0 Replies Latest reply on Mar 15, 2012 7:53 AM by chris.vandenberg

    Sumif of distinct Values

      Hi Everybody


      I have a table that looks similiar as the following:


      Item, Group, Keyword, Date


      Where every item belongs to a group. An item can have multiple keywords, which means that it occurs multiple times in the table:


      ItemID     GroupID     Keyword     Date

      A          1          "Apple"         "1-1-1"

      A          1          "Banana"      "1-1-1"

      B          1          "Kiwi"            "2-1-2"

      C          2          "apple"          "1-1-1"


      What I want is a graph that displays the amount of items under selection over time. If an item is selected this means everything in the group(s) of the selected item(s) is selected, eg: if banana is selected, the amount of items displayed will be two.


      At the moment I've solved this by copying every keyword in a group on every item in a group, creating a table as following:


      ItemID     GroupID     Keyword     Date

      A          1          "Apple"         "1-1-1"

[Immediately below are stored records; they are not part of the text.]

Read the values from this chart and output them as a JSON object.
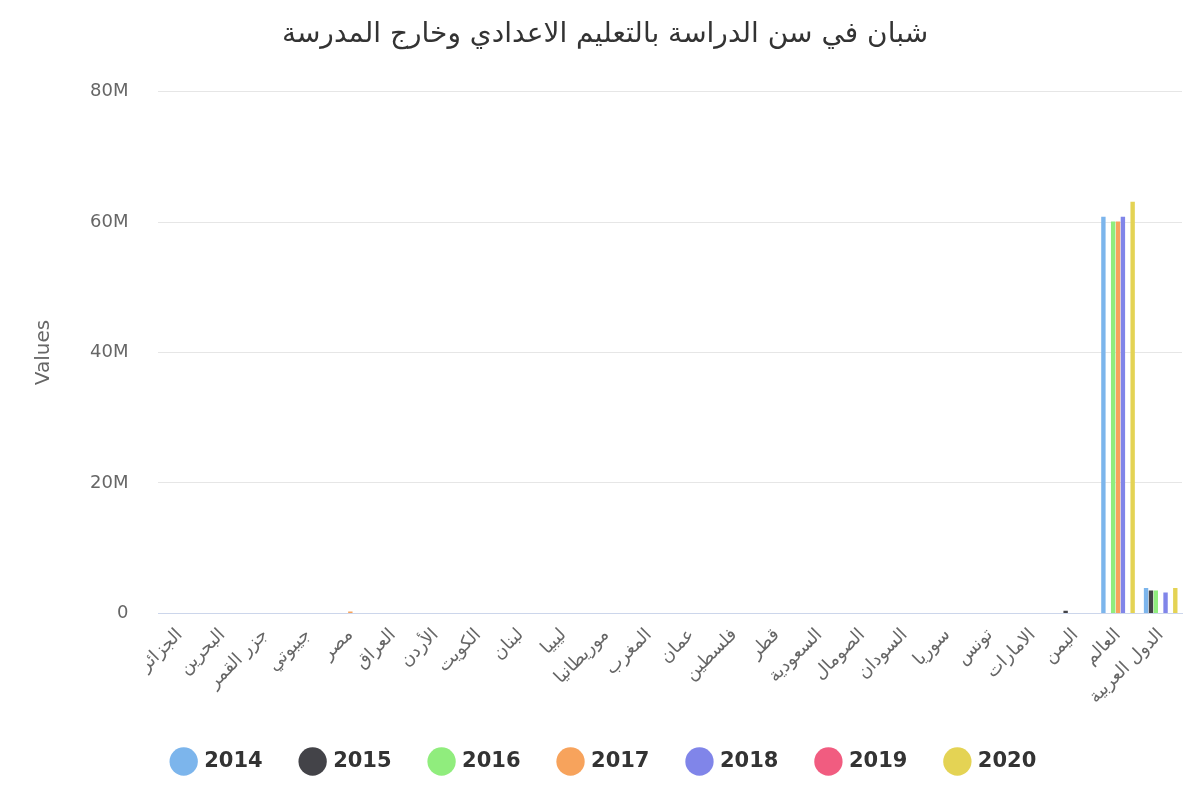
{
  "chart_data": {
    "type": "bar",
    "title": "شبان في سن الدراسة بالتعليم الاعدادي وخارج المدرسة",
    "ylabel": "Values",
    "categories": [
      "الجزائر",
      "البحرين",
      "جزر القمر",
      "جيبوتي",
      "مصر",
      "العراق",
      "الأردن",
      "الكويت",
      "لبنان",
      "ليبيا",
      "موريطانيا",
      "المغرب",
      "عمان",
      "فلسطين",
      "قطر",
      "السعودية",
      "الصومال",
      "السودان",
      "سوريا",
      "تونس",
      "الامارات",
      "اليمن",
      "العالم",
      "الدول العربية"
    ],
    "series": [
      {
        "name": "2014",
        "color": "#7cb5ec",
        "values": [
          null,
          null,
          null,
          null,
          null,
          null,
          null,
          null,
          null,
          null,
          null,
          null,
          null,
          null,
          null,
          null,
          null,
          null,
          null,
          null,
          null,
          null,
          60.8,
          3.9
        ]
      },
      {
        "name": "2015",
        "color": "#434348",
        "values": [
          null,
          null,
          null,
          null,
          null,
          null,
          null,
          null,
          null,
          null,
          null,
          null,
          null,
          null,
          null,
          null,
          null,
          null,
          null,
          null,
          null,
          0.4,
          null,
          3.5
        ]
      },
      {
        "name": "2016",
        "color": "#90ed7d",
        "values": [
          null,
          null,
          null,
          null,
          null,
          null,
          null,
          null,
          null,
          null,
          null,
          null,
          null,
          null,
          null,
          null,
          null,
          null,
          null,
          null,
          null,
          null,
          60.1,
          3.5
        ]
      },
      {
        "name": "2017",
        "color": "#f7a35c",
        "values": [
          null,
          null,
          null,
          null,
          0.3,
          null,
          null,
          null,
          null,
          null,
          null,
          null,
          null,
          null,
          null,
          null,
          null,
          null,
          null,
          null,
          null,
          null,
          60.1,
          null
        ]
      },
      {
        "name": "2018",
        "color": "#8085e9",
        "values": [
          null,
          null,
          null,
          null,
          null,
          null,
          null,
          null,
          null,
          null,
          null,
          null,
          null,
          null,
          null,
          null,
          null,
          null,
          null,
          null,
          null,
          null,
          60.8,
          3.2
        ]
      },
      {
        "name": "2019",
        "color": "#f15c80",
        "values": [
          null,
          null,
          null,
          null,
          null,
          null,
          null,
          null,
          null,
          null,
          null,
          null,
          null,
          null,
          null,
          null,
          null,
          null,
          null,
          null,
          null,
          null,
          null,
          null
        ]
      },
      {
        "name": "2020",
        "color": "#e4d354",
        "values": [
          null,
          null,
          null,
          null,
          null,
          null,
          null,
          null,
          null,
          null,
          null,
          null,
          null,
          null,
          null,
          null,
          null,
          null,
          null,
          null,
          null,
          null,
          63.1,
          3.9
        ]
      }
    ],
    "ylim": [
      0,
      80
    ],
    "yticks": [
      {
        "value": 0,
        "label": "0"
      },
      {
        "value": 20,
        "label": "20M"
      },
      {
        "value": 40,
        "label": "40M"
      },
      {
        "value": 60,
        "label": "60M"
      },
      {
        "value": 80,
        "label": "80M"
      }
    ],
    "grid": "y",
    "legend": "bottom"
  }
}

      A          1          "Banana"      "1-1-1"

      A          1           "Kiwi"           "1-1-1"

      B          1          "Apple"         "1-1-1"

      B          1          "Banana"      "1-1-1"

      B          1           "Kiwi"           "1-1-1"

      C          2          "apple"          "1-1-1"


      And then perform countd on the Item column to count the number of selected documents.


      The problem with this method is that it creates a really large table, and I think it would be faster to create two tables, one with the GroupId's and the amount of items in those groups, and one the first one original table. Then make a list of the distinct GroupID's under selection and take sum of the amount of items in that group.


      This is similiar as using the sumif function in Excel.


      I have two questions about this:


      A) Is this possible, and if so: how?


      B) I noticed that tableau already does something intelligent with the data (as the twbx is much smaller then the original csv file), perhaps it already does something similiar internally, making the whole exercise unnecessary, as my main goal is to create a smaller and faster report.